Welcome to our Summer Reads 2011 blog series!  We have asked Lantern Review contributors from Issues 1 and 2 to share with us what they are reading this summer, and will be featuring their responses weekly throughout the months of July and August.  This first installment features a set of reads from Issue 1 contributor Desmond Kon Zhicheng-Mingdé.

He writes:

I just finished a talk at The Asian Festival of Children’s Content, where I spoke on how literary greats like Rudyard Kipling and Robert Graves actually wrote poems specifically for children, while honing their own craft. Really relished reading poems like Walter de la Mare’s “The Listeners”, Eliot’s “Song of the Jellicles”, Leonard Clark’s “Mushrooms”, Seamus Heaney’s “Trout”, and Tolkien’s “The Mewlips”, among others. It was wonderful researching on the subject matter. All of a sudden, I felt my own poetry distilling itself, paring down its language to become more accessible, a strange distancing from my love for compression and heavy metaphorical constructs. Helps me remain in a more contemplative space, which I welcomed. So, I’ve found myself loving some books that afford this beautiful transparent quality, mixed in with my favorite experimental fare. I also have a commissioned article coming up – a reflective piece on the interdisciplinary art I do – for The British Council’s Writing the City Project, in which I serve on their writing panel as a contest judge. So, I’m already working through some heavy critical, theoretical material, like the books by Hagberg, Brown, and Genette. And to make happy my love for all things graphic and visual, I’ve got a whole list of great chapbooks from Dan Waber. I’ll be taking some of these with me on the plane, on the coach when I travel, which will make all that waiting time disappear.

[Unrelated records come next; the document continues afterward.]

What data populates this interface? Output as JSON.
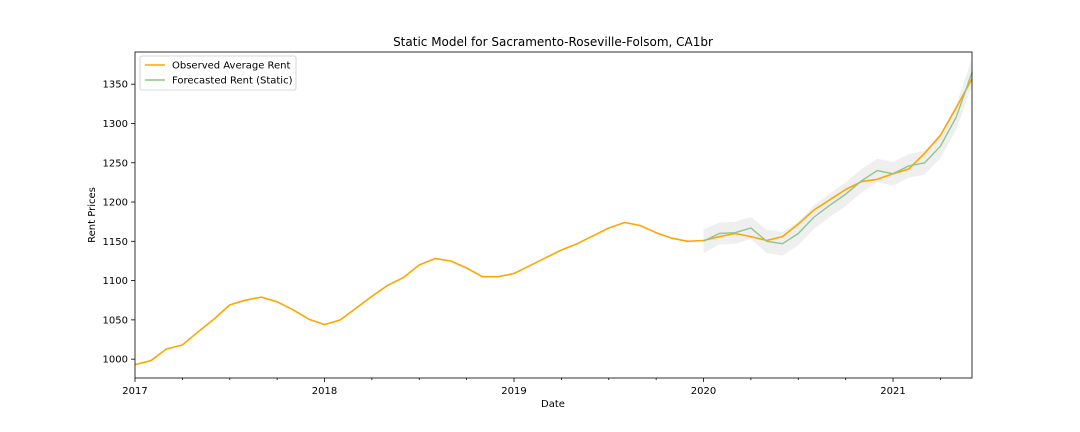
{
  "chart_data": {
    "type": "line",
    "title": "Static Model for Sacramento-Roseville-Folsom, CA1br",
    "xlabel": "Date",
    "ylabel": "Rent Prices",
    "xlim": [
      "2017-01",
      "2021-06"
    ],
    "ylim": [
      976,
      1391
    ],
    "x_ticks": [
      "2017",
      "2018",
      "2019",
      "2020",
      "2021"
    ],
    "y_ticks": [
      1000,
      1050,
      1100,
      1150,
      1200,
      1250,
      1300,
      1350
    ],
    "legend_position": "top-left",
    "grid": false,
    "series": [
      {
        "name": "Observed Average Rent",
        "color": "#ffa500",
        "x": [
          "2017-01",
          "2017-02",
          "2017-03",
          "2017-04",
          "2017-05",
          "2017-06",
          "2017-07",
          "2017-08",
          "2017-09",
          "2017-10",
          "2017-11",
          "2017-12",
          "2018-01",
          "2018-02",
          "2018-03",
          "2018-04",
          "2018-05",
          "2018-06",
          "2018-07",
          "2018-08",
          "2018-09",
          "2018-10",
          "2018-11",
          "2018-12",
          "2019-01",
          "2019-02",
          "2019-03",
          "2019-04",
          "2019-05",
          "2019-06",
          "2019-07",
          "2019-08",
          "2019-09",
          "2019-10",
          "2019-11",
          "2019-12",
          "2020-01",
          "2020-02",
          "2020-03",
          "2020-04",
          "2020-05",
          "2020-06",
          "2020-07",
          "2020-08",
          "2020-09",
          "2020-10",
          "2020-11",
          "2020-12",
          "2021-01",
          "2021-02",
          "2021-03",
          "2021-04",
          "2021-05",
          "2021-06"
        ],
        "values": [
          993,
          998,
          1013,
          1018,
          1035,
          1051,
          1069,
          1075,
          1079,
          1073,
          1063,
          1051,
          1044,
          1050,
          1065,
          1080,
          1094,
          1104,
          1120,
          1128,
          1125,
          1116,
          1105,
          1105,
          1109,
          1119,
          1129,
          1139,
          1147,
          1157,
          1167,
          1174,
          1170,
          1161,
          1154,
          1150,
          1151,
          1156,
          1160,
          1156,
          1151,
          1156,
          1172,
          1190,
          1203,
          1216,
          1226,
          1229,
          1236,
          1242,
          1262,
          1285,
          1320,
          1357
        ]
      },
      {
        "name": "Forecasted Rent (Static)",
        "color": "#8cc68c",
        "x": [
          "2020-01",
          "2020-02",
          "2020-03",
          "2020-04",
          "2020-05",
          "2020-06",
          "2020-07",
          "2020-08",
          "2020-09",
          "2020-10",
          "2020-11",
          "2020-12",
          "2021-01",
          "2021-02",
          "2021-03",
          "2021-04",
          "2021-05",
          "2021-06"
        ],
        "values": [
          1150,
          1160,
          1161,
          1167,
          1150,
          1147,
          1160,
          1181,
          1196,
          1210,
          1227,
          1240,
          1236,
          1246,
          1250,
          1271,
          1308,
          1365
        ],
        "ci_lower": [
          1135,
          1146,
          1147,
          1153,
          1135,
          1132,
          1145,
          1166,
          1181,
          1195,
          1212,
          1225,
          1221,
          1231,
          1235,
          1256,
          1292,
          1348
        ],
        "ci_upper": [
          1165,
          1174,
          1175,
          1181,
          1165,
          1162,
          1175,
          1196,
          1211,
          1225,
          1242,
          1255,
          1251,
          1261,
          1265,
          1286,
          1324,
          1382
        ],
        "ci_color": "#d0d0d0"
      }
    ]
  }
}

These will definitely take me past the summer into the new year, and I’ll lap up every moment of it!

Here are the gorgeous titles:

And so (by Joel Brouwer)

Art as Language: Wittgenstein, Meaning, and Aesthetic Theory
(by G. L. Hagberg)

Circle’s Apprentice (by Dan Beachy-Quick)

Collapsible Poetics Theater (by Rodrigo Toscano)

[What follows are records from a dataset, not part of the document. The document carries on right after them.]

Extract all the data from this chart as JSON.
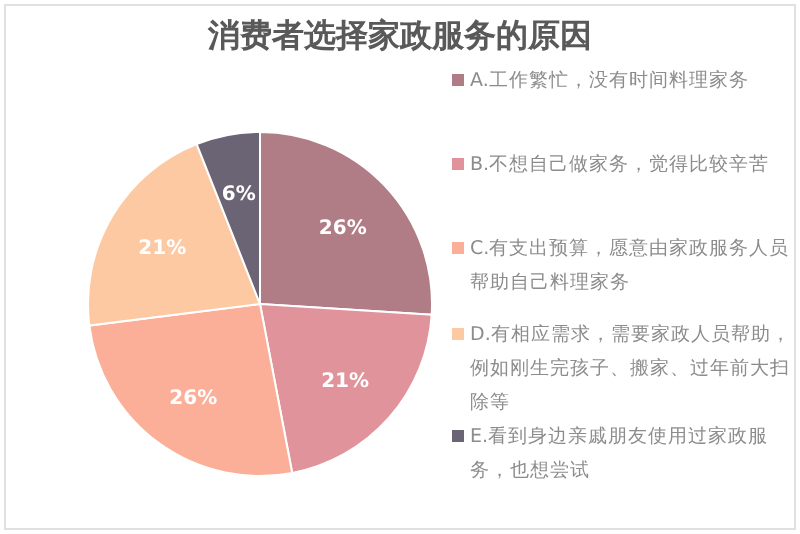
{
  "chart_data": {
    "type": "pie",
    "title": "消费者选择家政服务的原因",
    "categories": [
      "A.工作繁忙，没有时间料理家务",
      "B.不想自己做家务，觉得比较辛苦",
      "C.有支出预算，愿意由家政服务人员帮助自己料理家务",
      "D.有相应需求，需要家政人员帮助，例如刚生完孩子、搬家、过年前大扫除等",
      "E.看到身边亲戚朋友使用过家政服务，也想尝试"
    ],
    "values": [
      26,
      21,
      26,
      21,
      6
    ],
    "colors": [
      "#b07c86",
      "#e0939a",
      "#fbaf98",
      "#fdc9a3",
      "#6b6474"
    ],
    "value_labels": [
      "26%",
      "21%",
      "26%",
      "21%",
      "6%"
    ],
    "legend": "right"
  }
}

Cosmopolitan Criticism: Oscar Wilde’s Philosophy of Art
(Julia Prewitt Brown)

Degrees of Latitude (by Laurel Blossom)

ENGLISH FRAGMENTS: A BRIEF HISTORY OF THE SOUL
(by Martin Corless-Smith)

Essays in Aesthetics (by Gérard Genette)

first adventures of col and sem (by Dan Waber)

From Within the Marrow (by Yong Shu Hoong)

HOME/BIRTH: A Poemic (by Arielle Greenberg & Rachel Zucker)

How Small Brides Survive in Extreme Cold (by Steve Shavel)

Landfall Day: Selected Poems (by Enoch Ng Kwang Cheng)

LIGHT-HEADED (by Matt Hart)

Lucky Fish (by Aimee Nezhukumatathil)

My New Job (by Catherine Wagner)

Nomads with Samsonite (by Timothy Bradford)

Oriflamme(by Sandra Doller)

Rumor of Cortez (by Jeffrey Levine)

Secrets of My Prison House (by Geoffrey Gatza)

Seismosis(by John Keene & Christopher Stackhouse)

Stone Lyre: Poems of Rene Char (Translated by Nancy Naomi Carlson)

Sublimation Point (by Jason Schneiderman)

T&u& lash your nipples to a post history is gorgeous (by Jared Schickling)

The King (by Rebecca Wolff)

The Little Book of Guesses (by John Gallaher)

The Narrows (by Daniel Tobin)

The Network (by Jena Osman)

The Stamp Collector’s Wife (by Grace Chua)

Trailers(by Michael Basinski)

A gorgeous set of chapbooks from Dan Waber’s This Is Visual Poetry series (by Satu Kaikkonen, Derek Beaulieu, K. S. Ernst, Scott Helmes, Stephen Nelson, and John Moore Williams).

 

Thanks so much for sharing this reading list with us, Desmond, and happy summer!